Zenda, una plataforma para la agenda cultural
Un proyecto integral que abarca desde el isotipo hasta el CRM: identidad de marca, sistema de diseño, sitio público para descubrir talleres y un panel de gestión para quienes los organizan.
El punto de partida
Zenda nació como un proyecto personal de diseño y estrategia de producto para resolver la fragmentación del mercado de talleres y experiencias de autor en Asunción.
Zenda es una plataforma que conecta dos lados de un mismo problema: quien busca un taller —cerámica, bordado ñandutí, yoga, canto— y quien lo organiza y necesita administrar inscripciones, pagos y asistencias sin perderse en planillas y mensajes sueltos.
Por eso el proyecto no se resolvía con una sola pantalla. Requería una marca que funcionara en ese contexto cultural, un sistema de componentes que sostuviera productos distintos, y tres interfaces con necesidades muy diferentes entre sí.
Una marca que sugiere encuentro
El isotipo parte de dos formas entrelazadas que se cruzan sin cerrarse: la idea de encuentro entre quien enseña y quien aprende. La paleta combina un turquesa sereno con un coral cálido, para escapar del gris institucional.

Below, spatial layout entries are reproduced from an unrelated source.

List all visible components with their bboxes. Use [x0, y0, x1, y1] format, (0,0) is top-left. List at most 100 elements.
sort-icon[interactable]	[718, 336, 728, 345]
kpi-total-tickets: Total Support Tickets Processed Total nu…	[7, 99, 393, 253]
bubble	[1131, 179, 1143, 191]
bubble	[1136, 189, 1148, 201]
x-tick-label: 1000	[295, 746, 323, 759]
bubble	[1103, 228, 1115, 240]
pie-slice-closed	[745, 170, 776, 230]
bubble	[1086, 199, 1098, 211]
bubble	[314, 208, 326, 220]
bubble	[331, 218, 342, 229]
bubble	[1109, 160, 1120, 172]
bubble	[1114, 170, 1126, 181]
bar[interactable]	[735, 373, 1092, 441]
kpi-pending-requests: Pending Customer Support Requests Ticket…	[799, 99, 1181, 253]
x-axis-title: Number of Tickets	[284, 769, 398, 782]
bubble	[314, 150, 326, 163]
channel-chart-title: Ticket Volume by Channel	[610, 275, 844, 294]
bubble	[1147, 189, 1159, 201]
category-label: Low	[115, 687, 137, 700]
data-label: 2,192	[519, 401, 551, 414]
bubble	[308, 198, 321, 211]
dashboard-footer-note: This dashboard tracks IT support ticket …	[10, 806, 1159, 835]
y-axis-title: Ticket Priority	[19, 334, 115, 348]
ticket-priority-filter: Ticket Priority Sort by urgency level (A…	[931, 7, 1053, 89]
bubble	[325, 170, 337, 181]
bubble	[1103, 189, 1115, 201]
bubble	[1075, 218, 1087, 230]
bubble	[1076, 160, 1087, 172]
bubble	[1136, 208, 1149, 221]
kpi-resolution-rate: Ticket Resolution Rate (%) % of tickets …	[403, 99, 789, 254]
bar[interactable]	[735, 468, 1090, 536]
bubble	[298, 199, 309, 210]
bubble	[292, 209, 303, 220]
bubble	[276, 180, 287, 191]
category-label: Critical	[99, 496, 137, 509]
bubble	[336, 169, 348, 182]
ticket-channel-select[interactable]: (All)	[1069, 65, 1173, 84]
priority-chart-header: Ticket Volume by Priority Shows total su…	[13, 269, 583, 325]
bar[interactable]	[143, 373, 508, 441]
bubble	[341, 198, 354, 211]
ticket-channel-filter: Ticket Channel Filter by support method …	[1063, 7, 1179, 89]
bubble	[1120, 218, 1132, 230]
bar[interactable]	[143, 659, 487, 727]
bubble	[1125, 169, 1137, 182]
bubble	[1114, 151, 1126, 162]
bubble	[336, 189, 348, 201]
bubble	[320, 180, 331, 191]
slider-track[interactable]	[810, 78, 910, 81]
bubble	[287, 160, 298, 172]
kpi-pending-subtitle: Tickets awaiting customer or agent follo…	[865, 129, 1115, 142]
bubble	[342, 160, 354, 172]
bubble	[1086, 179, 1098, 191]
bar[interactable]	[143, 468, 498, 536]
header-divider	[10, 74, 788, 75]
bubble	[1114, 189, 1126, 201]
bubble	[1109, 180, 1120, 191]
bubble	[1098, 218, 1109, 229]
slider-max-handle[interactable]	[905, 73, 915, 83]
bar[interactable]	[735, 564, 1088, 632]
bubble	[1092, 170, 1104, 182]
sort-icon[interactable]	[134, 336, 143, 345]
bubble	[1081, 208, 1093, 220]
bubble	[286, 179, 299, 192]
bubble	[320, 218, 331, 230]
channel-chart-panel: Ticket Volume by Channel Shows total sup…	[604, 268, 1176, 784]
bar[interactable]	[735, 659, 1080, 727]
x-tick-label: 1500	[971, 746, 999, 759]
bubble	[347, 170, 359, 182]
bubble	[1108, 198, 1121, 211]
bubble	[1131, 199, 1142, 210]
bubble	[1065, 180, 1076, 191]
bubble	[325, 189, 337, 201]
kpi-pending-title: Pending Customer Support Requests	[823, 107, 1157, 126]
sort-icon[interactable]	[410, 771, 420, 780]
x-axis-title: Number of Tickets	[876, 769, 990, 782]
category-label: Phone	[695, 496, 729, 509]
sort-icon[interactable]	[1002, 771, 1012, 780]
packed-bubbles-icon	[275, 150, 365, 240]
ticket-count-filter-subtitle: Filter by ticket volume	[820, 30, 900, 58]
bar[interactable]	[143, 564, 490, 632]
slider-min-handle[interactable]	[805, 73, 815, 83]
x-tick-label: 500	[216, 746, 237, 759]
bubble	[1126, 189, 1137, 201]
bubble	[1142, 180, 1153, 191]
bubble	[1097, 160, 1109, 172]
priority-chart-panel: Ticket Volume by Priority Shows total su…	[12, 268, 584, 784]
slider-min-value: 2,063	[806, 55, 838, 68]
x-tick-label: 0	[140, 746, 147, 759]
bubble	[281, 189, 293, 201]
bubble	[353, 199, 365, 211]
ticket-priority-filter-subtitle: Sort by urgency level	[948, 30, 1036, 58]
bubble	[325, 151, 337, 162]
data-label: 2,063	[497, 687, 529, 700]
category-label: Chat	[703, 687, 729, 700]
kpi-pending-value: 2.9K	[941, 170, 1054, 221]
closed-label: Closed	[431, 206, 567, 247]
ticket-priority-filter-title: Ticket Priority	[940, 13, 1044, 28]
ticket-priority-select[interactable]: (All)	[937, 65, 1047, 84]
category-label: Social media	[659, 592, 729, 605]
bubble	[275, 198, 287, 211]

El nombre Zenda proviene del concepto de senda o camino: el trayecto compartido de aprendizaje y conexión. Descartamos símbolos literales (como calendarios, tickets o birretes) para no encasillar a la plataforma como una ticketera masiva ni como una academia tradicional. El isotipo se construyó sobre un sistema de vectores continuos que forman una 'Z' implícita a través de dos nodos dinámicos: el flujo de gestión del organizador y la experiencia de descubrimiento del asistente, asegurando legibilidad extrema tanto en favicons como en aplicaciones físicas.
Un design system para sostener tres productos
Con una web pública, un dashboard y un CRM conviviendo, mantener coherencia a mano era inviable. Documenté los componentes con todos sus estados —default, hover, activo y deshabilitado— para que cualquier pantalla nueva se armara con piezas ya resueltas.
- Controles de selección: checkbox, radio buttons y toggles
- Indicadores de progreso y estados de carga
- Reglas de uso documentadas junto a cada componente
La web: encontrar un taller sin fricción
La pantalla pública se ordena alrededor de una sola pregunta: ¿qué puedo hacer y cuándo? Por eso los filtros de categoría, fecha y búsqueda están arriba de todo, y cada tarjeta responde de un vistazo lo que la persona necesita para decidir: precio, cantidad de clases, fecha y quién lo dicta.
La separación entre «Eventos destacados» y «Lo que se viene» resuelve dos intenciones distintas: la de quien viene a explorar y la de quien ya sabe que quiere anotarse a algo pronto.
Dashboard y CRM: el trabajo invisible
El panel responde lo que un organizador necesita saber apenas entra: ingresos del mes, asistentes totales, eventos activos y cancelaciones, con el próximo evento siempre a la vista. Las barras de ocupación por taller permiten detectar de un golpe cuál se está llenando y cuál no.
El CRM baja al detalle: quién se inscribió, si pagó, cuántos eventos asistió antes y cómo contactarlo. Los estados —pagado, pendiente, cancelado— usan color y etiqueta a la vez, para que no dependan solo de la vista.
Resultados y aprendizajes
Diseñar Zenda me enseñó a priorizar la arquitectura del sistema por encima de soluciones visuales aisladas. El valor real del proyecto residió en estructurar un lenguaje común entre la herramienta de gestión y la plataforma pública, asegurando que cada decisión de diseño redujera directamente el tiempo de soporte manual del organizador. Entender el flujo operativo como un ecosistema vivo —donde un cambio en los cupos impacta en tiempo real la confianza de compra del usuario— consolidó mi visión sobre cómo el diseño de producto debe resolver cuellos de botella de negocio reales.